Notice of a legal challenge to the suspension of Oscar Pistorius's early release from prison had not yet been received by the Department of Justice and Correctional Services spokesperson advocate Mthunzi Mhaga said on Thursday morning.

This means Pistorius could wait up to four months to hear if he would eventually be released on correctional supervision, after an initial decision to release him on Friday was suddenly suspended.

“The board has four months within which to deal and decide on the matter,” said Mhaga.

Former Paralympian Pistorius was set to have been released on Friday, after serving 10 months of his five year sentence for the culpable homicide of his model and law graduate girlfriend Reeva Steenkamp on February 14 2013.

A three year sentence for discharging a firearm in a restaurant in Melrose was suspended for five years.

On Wednesday, the ministry announced that the June 5 decision to release the double amputee on correctional supervision on August 21 was made prematurely.

In terms of the Correctional Services Act, such considerations can only be made once Pistorius had served a full sixth of his sentence, which he had not yet done by June 5 according to the department's calculations.

Mthunzi explained that the National Council on Correctional Services comprises of three judges, a magistrate, a director of public prosecutions, two members of the department, a general from the SA Police Service, a representative from the Department of Social Development and two academic experts in the field of criminology.

Pistorius family ‘considering options’

Also on the committee is a penologist, attorneys, clinical psychologists and community members who represent the victims and community.

After Thursday's surprise announcement, the Pistorius family spokesperson, Anneliese Burgess, told News24: "We accept the decision made by the minister of justice and are considering our options.''

The department's decision came after the Progressive Women’s Movement of SA filed a petition opposing his release during “Women's Month”.

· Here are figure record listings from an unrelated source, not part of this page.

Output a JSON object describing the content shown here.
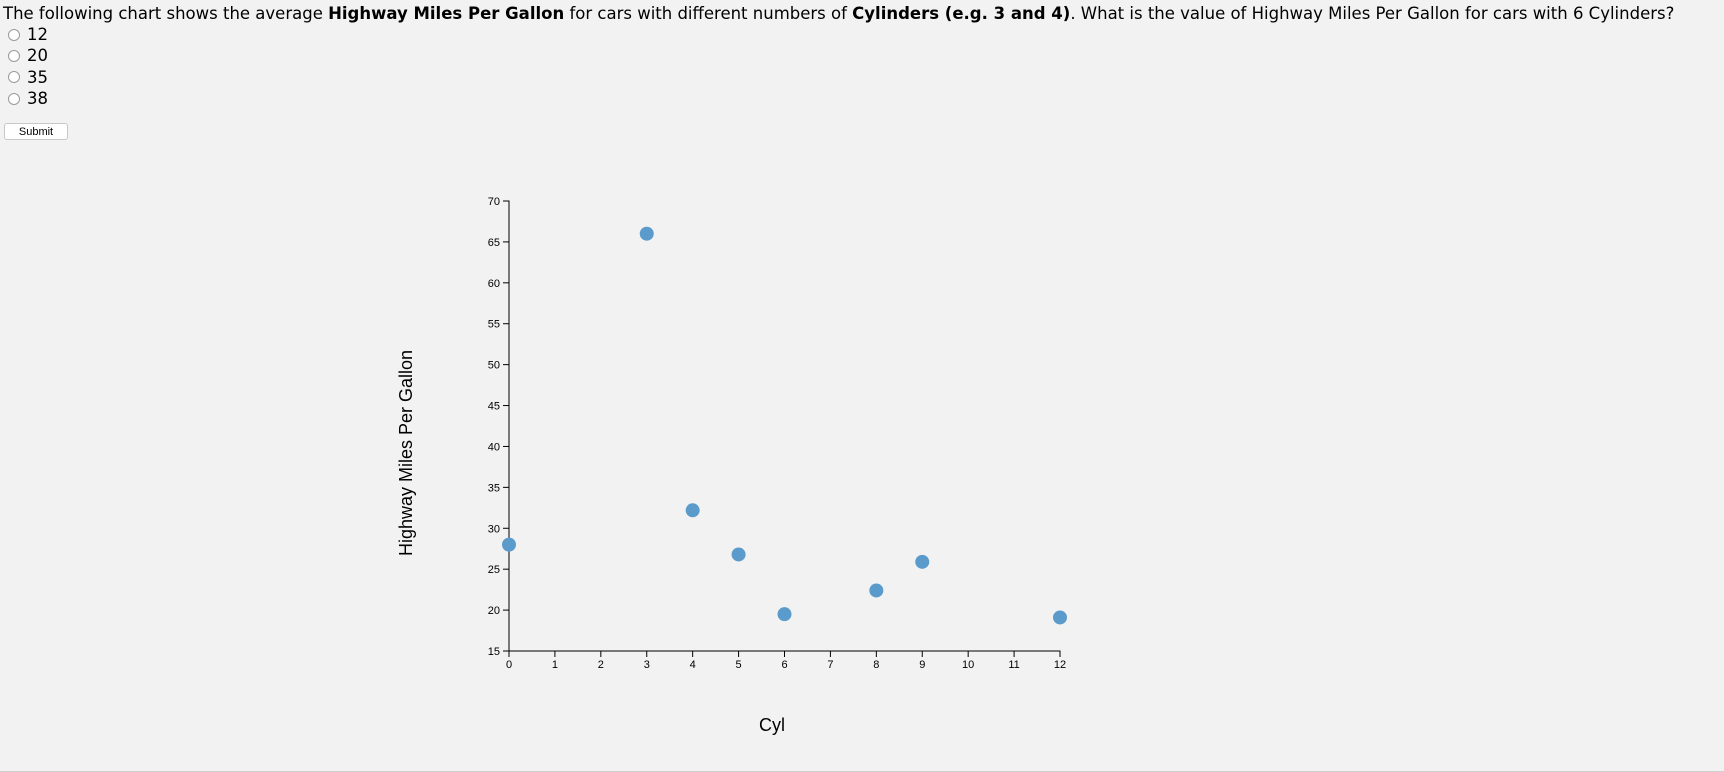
{
  "question": {
    "parts": [
      {
        "text": "The following chart shows the average ",
        "bold": false
      },
      {
        "text": "Highway Miles Per Gallon",
        "bold": true
      },
      {
        "text": " for cars with different numbers of ",
        "bold": false
      },
      {
        "text": "Cylinders (e.g. 3 and 4)",
        "bold": true
      },
      {
        "text": ". What is the value of Highway Miles Per Gallon for cars with 6 Cylinders?",
        "bold": false
      }
    ]
  },
  "options": [
    "12",
    "20",
    "35",
    "38"
  ],
  "submit_label": "Submit",
  "chart_data": {
    "type": "scatter",
    "xlabel": "Cyl",
    "ylabel": "Highway Miles Per Gallon",
    "xlim": [
      0,
      12
    ],
    "ylim": [
      15,
      70
    ],
    "x_ticks": [
      0,
      1,
      2,
      3,
      4,
      5,
      6,
      7,
      8,
      9,
      10,
      11,
      12
    ],
    "y_ticks": [
      15,
      20,
      25,
      30,
      35,
      40,
      45,
      50,
      55,
      60,
      65,
      70
    ],
    "points": [
      {
        "x": 0,
        "y": 28
      },
      {
        "x": 3,
        "y": 66
      },
      {
        "x": 4,
        "y": 32.2
      },
      {
        "x": 5,
        "y": 26.8
      },
      {
        "x": 6,
        "y": 19.5
      },
      {
        "x": 8,
        "y": 22.4
      },
      {
        "x": 9,
        "y": 25.9
      },
      {
        "x": 12,
        "y": 19.1
      }
    ],
    "point_color": "#5b9bcb",
    "grid": false
  }
}
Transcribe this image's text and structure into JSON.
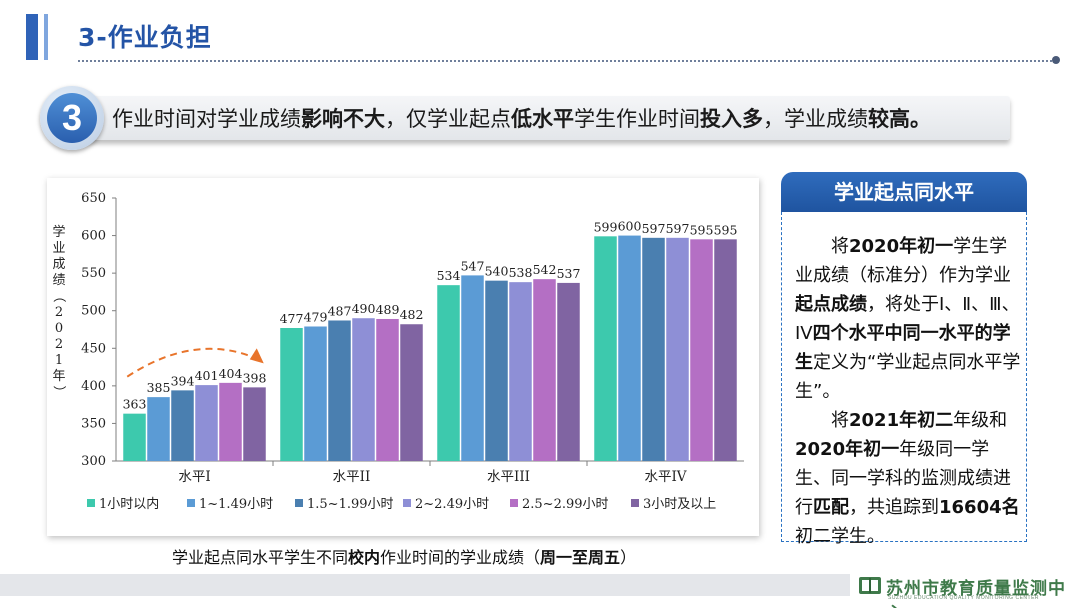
{
  "header": {
    "title": "3-作业负担"
  },
  "banner": {
    "number": "3",
    "segments": [
      {
        "text": "作业时间对学业成绩",
        "bold": false
      },
      {
        "text": "影响不大",
        "bold": true
      },
      {
        "text": "，仅学业起点",
        "bold": false
      },
      {
        "text": "低水平",
        "bold": true
      },
      {
        "text": "学生作业时间",
        "bold": false
      },
      {
        "text": "投入多",
        "bold": true
      },
      {
        "text": "，学业成绩",
        "bold": false
      },
      {
        "text": "较高。",
        "bold": true
      }
    ]
  },
  "chart_data": {
    "type": "bar",
    "title": "",
    "ylabel": "学业成绩（2021年）",
    "ylim": [
      300,
      650
    ],
    "yticks": [
      300,
      350,
      400,
      450,
      500,
      550,
      600,
      650
    ],
    "grid": false,
    "legend_position": "bottom",
    "categories": [
      "水平I",
      "水平II",
      "水平III",
      "水平IV"
    ],
    "series": [
      {
        "name": "1小时以内",
        "color": "#3dc9ad",
        "values": [
          363,
          477,
          534,
          599
        ]
      },
      {
        "name": "1~1.49小时",
        "color": "#5b9bd5",
        "values": [
          385,
          479,
          547,
          600
        ]
      },
      {
        "name": "1.5~1.99小时",
        "color": "#4a7fb0",
        "values": [
          394,
          487,
          540,
          597
        ]
      },
      {
        "name": "2~2.49小时",
        "color": "#8e8fd6",
        "values": [
          401,
          490,
          538,
          597
        ]
      },
      {
        "name": "2.5~2.99小时",
        "color": "#b46fc4",
        "values": [
          404,
          489,
          542,
          595
        ]
      },
      {
        "name": "3小时及以上",
        "color": "#8064a2",
        "values": [
          398,
          482,
          537,
          595
        ]
      }
    ],
    "annotation_arrow_color": "#e8742b"
  },
  "caption": {
    "segments": [
      {
        "text": "学业起点同水平学生不同",
        "bold": false
      },
      {
        "text": "校内",
        "bold": true
      },
      {
        "text": "作业时间的学业成绩（",
        "bold": false
      },
      {
        "text": "周一至周五",
        "bold": true
      },
      {
        "text": "）",
        "bold": false
      }
    ]
  },
  "sidebar": {
    "title": "学业起点同水平",
    "paragraph1": [
      {
        "text": "将",
        "bold": false
      },
      {
        "text": "2020年初一",
        "bold": true
      },
      {
        "text": "学生学业成绩（标准分）作为学业",
        "bold": false
      },
      {
        "text": "起点成绩",
        "bold": true
      },
      {
        "text": "，将处于Ⅰ、Ⅱ、Ⅲ、ⅠV",
        "bold": false
      },
      {
        "text": "四个水平中同一水平的学生",
        "bold": true
      },
      {
        "text": "定义为“学业起点同水平学生”。",
        "bold": false
      }
    ],
    "paragraph2": [
      {
        "text": "将",
        "bold": false
      },
      {
        "text": "2021年初二",
        "bold": true
      },
      {
        "text": "年级和",
        "bold": false
      },
      {
        "text": "2020年初一",
        "bold": true
      },
      {
        "text": "年级同一学生、同一学科的监测成绩进行",
        "bold": false
      },
      {
        "text": "匹配",
        "bold": true
      },
      {
        "text": "，共追踪到",
        "bold": false
      },
      {
        "text": "16604名",
        "bold": true
      },
      {
        "text": "初二学生。",
        "bold": false
      }
    ]
  },
  "footer": {
    "org_name": "苏州市教育质量监测中心",
    "org_name_en": "SUZHOU EDUCATION QUALITY MONITORING CENTER",
    "logo_color": "#3f7a4a"
  }
}
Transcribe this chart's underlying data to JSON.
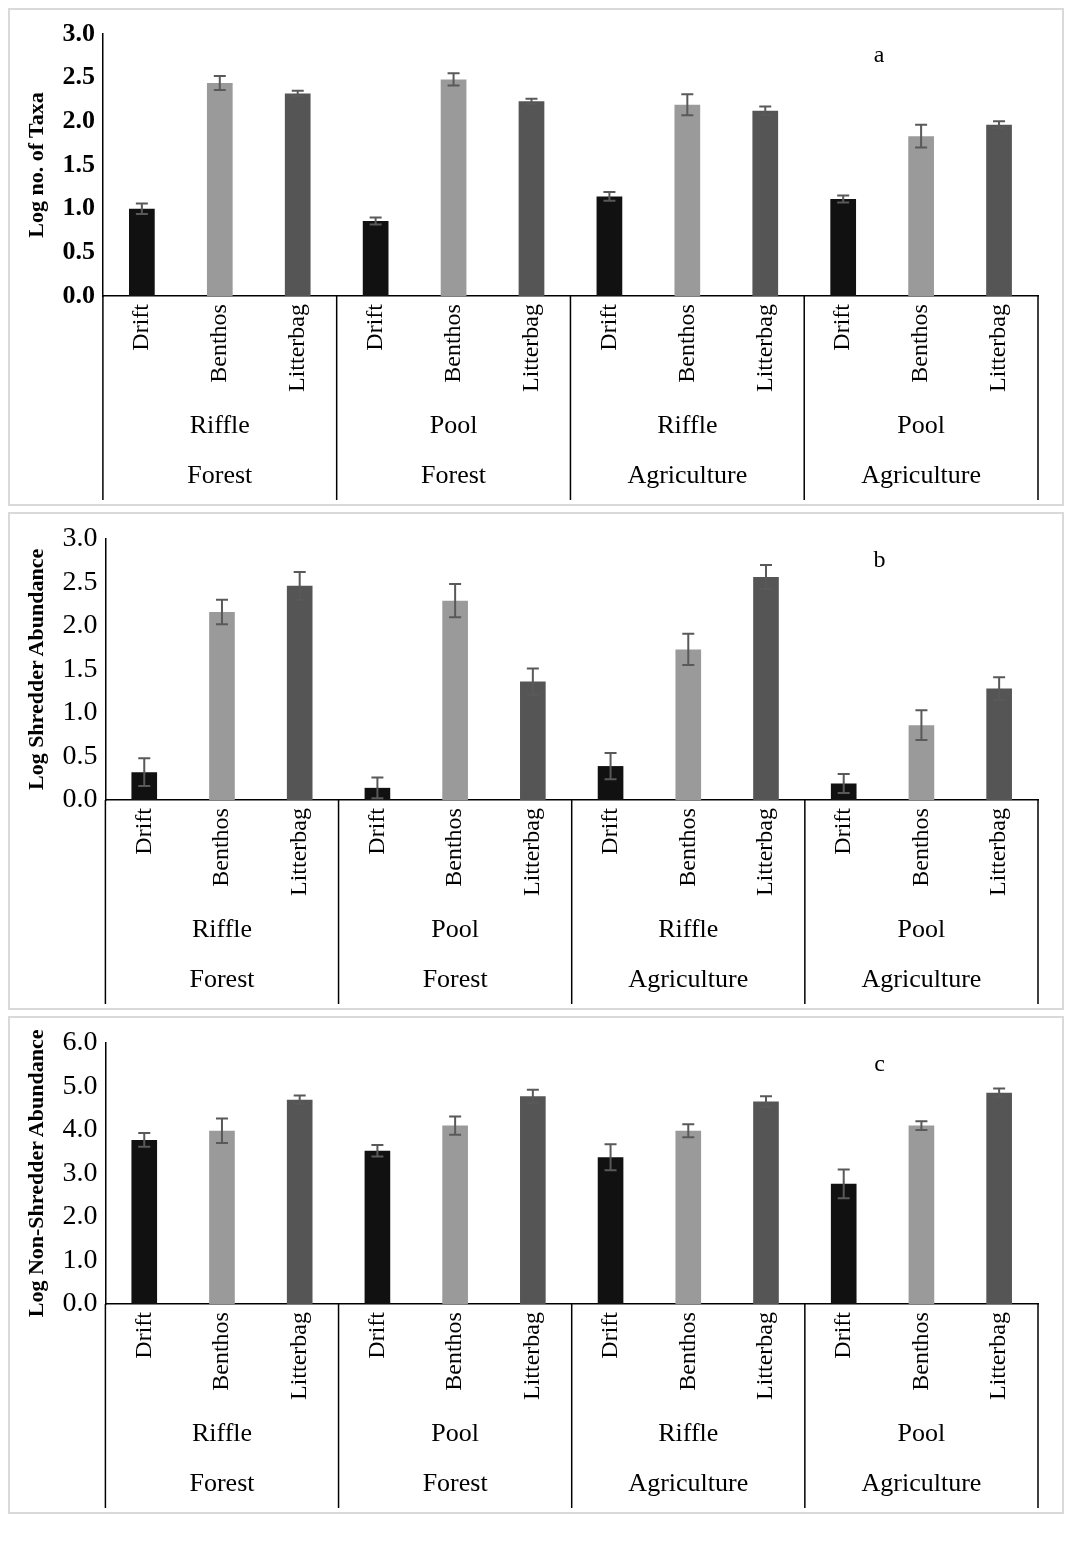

While considering this petition, it came to light that the decision to release Pistorius had been made too soon.

During his trial, Pistorius admitted that he had shot Steenkamp, but thought a burglar was hiding behind the toilet door that he shot through.

It was only afterwards that he realised it was Steenkamp. He was charged with murder, but the High Court in Pretoria decided to find him guilty of culpable homicide.

The Gauteng Directorate of Public Prosecutions has filed an appeal over this to the Supreme Court of Appeal, in a bid to have the conviction changed to murder. This could be heard in November.